Survey Reveals Grad Students' Satisfaction with Departments

Alexi Baker
Daily Texan
November 15, 1999

The results of an online survey of graduate students' satisfaction with their departments were revealed Friday at the University.

At Flawn Academic Center, survey co-authors Geoff Davis and Peter Fiske said they received 6,500 online responses from 1,852 colleges and universities, including about 70 from UT graduate students. The audience included more than 30 UT professors, administrators and graduate students, and representatives from schools like Texas A&M University and the University of Houston.

The survey was sponsored by the National Association of Graduate and Professional Students and was publicized in online and print journals.

Fiske and Davis said they only released the results for individual universities to administrators because of school officials' concerns about how the survey had been conducted and interpreted.

Davis, a researcher at Microsoft Research, and Fiske, a planetary scientist at Lawrence Livermore National Laboratory, used the responses as an indicator of how departments have adopted reforms advocated by the National Academy of Sciences, the National Research Council and the Association of American Universities.

Reforms include making guidelines for student advising more specific and providing a broader education so students have more job options once they get their degree.

Fiske said that while the overall results are satisfactory, there are specific areas that need work.

"It's not a horrible report card, but you really would hope your students would do a little better," said Fiske, also the author of To Boldly Go ... a Practical Career Guide for Young Scientists.

According to the results, more than half of respondents rated specific aspects of their universities positively.

For example, 64 percent of students agreed that their program provided them with accurate information about how long it would take for them to get their degree, and 65 percent agreed that their program did a good job of preparing them for careers outside academics.

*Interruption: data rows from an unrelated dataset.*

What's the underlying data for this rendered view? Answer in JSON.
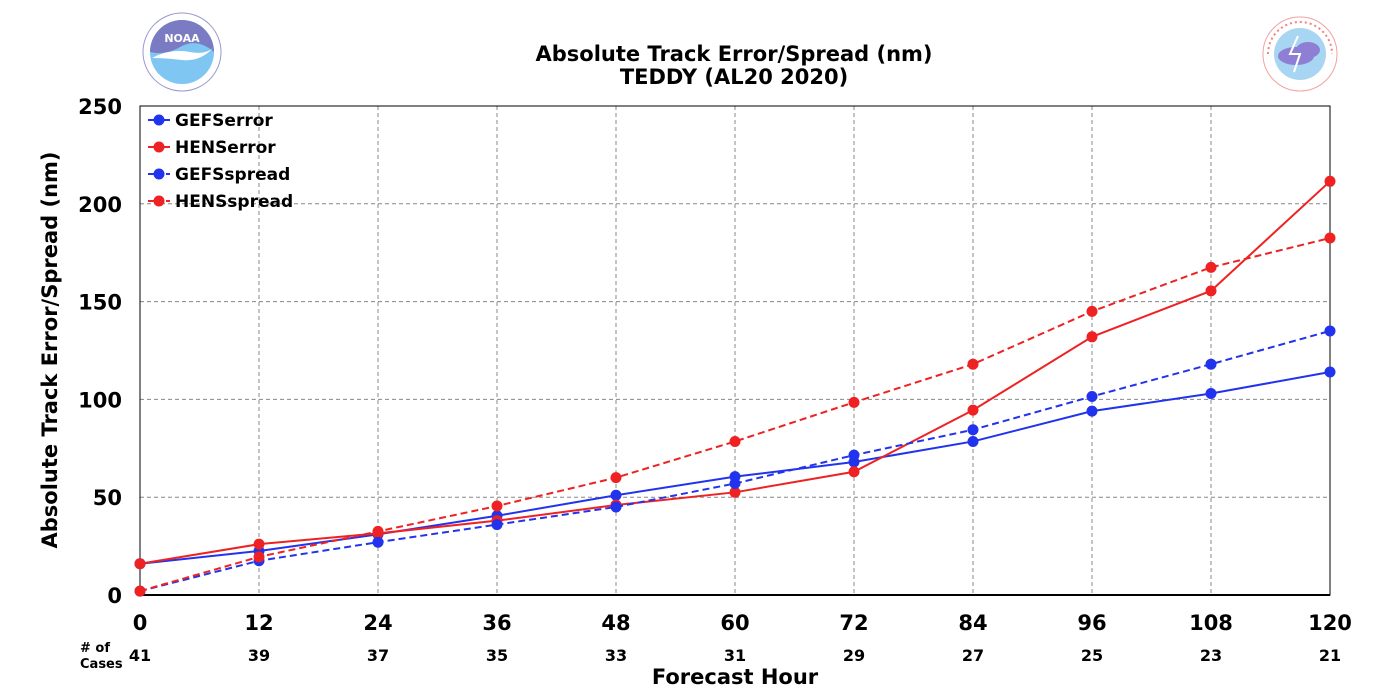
{
  "logos": {
    "left": {
      "name": "noaa-logo",
      "text": "NOAA",
      "ring_text": "NATIONAL OCEANIC AND ATMOSPHERIC ADMINISTRATION · U.S. DEPARTMENT OF COMMERCE"
    },
    "right": {
      "name": "nws-logo",
      "ring_text": "NATIONAL WEATHER SERVICE"
    }
  },
  "chart_data": {
    "type": "line",
    "title": "Absolute Track Error/Spread (nm)",
    "subtitle": "TEDDY (AL20 2020)",
    "xlabel": "Forecast Hour",
    "ylabel": "Absolute Track Error/Spread (nm)",
    "x": [
      0,
      12,
      24,
      36,
      48,
      60,
      72,
      84,
      96,
      108,
      120
    ],
    "xlim": [
      0,
      120
    ],
    "ylim": [
      0,
      250
    ],
    "yticks": [
      0,
      50,
      100,
      150,
      200,
      250
    ],
    "grid": true,
    "legend_position": "top-left",
    "cases_label": "# of\nCases",
    "cases": [
      41,
      39,
      37,
      35,
      33,
      31,
      29,
      27,
      25,
      23,
      21
    ],
    "series": [
      {
        "name": "GEFSerror",
        "color": "#2233ee",
        "dash": false,
        "values": [
          16,
          22.5,
          31,
          40.5,
          51,
          60.5,
          68,
          78.5,
          94,
          103,
          114
        ]
      },
      {
        "name": "HENSerror",
        "color": "#ee2222",
        "dash": false,
        "values": [
          16,
          26,
          31.5,
          38,
          46,
          52.5,
          63,
          94.5,
          132,
          155.5,
          211.5
        ]
      },
      {
        "name": "GEFSspread",
        "color": "#2233ee",
        "dash": true,
        "values": [
          2,
          17.5,
          27,
          36,
          45,
          57,
          71.5,
          84.5,
          101.5,
          118,
          135
        ]
      },
      {
        "name": "HENSspread",
        "color": "#ee2222",
        "dash": true,
        "values": [
          2,
          19.5,
          32.5,
          45.5,
          60,
          78.5,
          98.5,
          118,
          145,
          167.5,
          182.5
        ]
      }
    ]
  }
}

Fiske and Davis said the announcement and panel discussion took place at the University because its Graduate School Professional Development Program, which teaches graduate students how to succeed after graduating, should be an example for other universities.

"We're here at the University of Texas because you have the most innovative and forward-thinking program for graduate development, not only in the nation, but I think maybe in the world," Fiske said.

Fiske and Davis joined UT President Larry Faulkner, College of Liberal Arts Dean Richard Lariviere, kinesiology doctoral candidate Denise Gobert and College of Communication Dean Ellen Wartella in a panel discussion entitled "Academics and Professionalism."

Problems discussed included departments changing too slowly, and the demand for teaching assistants and researchers determining the number of graduate students admitted.

Although the researchers said the University should be a leader in graduate school reform, UT administrators said certain aspects, such as the inexperience of teaching assistants, still need improvement.

Faulkner said many of the UT graduate schools' problems are related to students not realizing what they're getting into.

"A large fraction of the problems we have right now is that many students go to grad school without a clear idea of why they're there," he said.

Jane Jo, a graduate student in radio, television and film, said the discussion was dominated by faculty and administrators, but was interesting and should have been more publicized to students.

"It's great that they get together and talk about it amongst themselves, but there should be grad students talking about it, too," Jo said.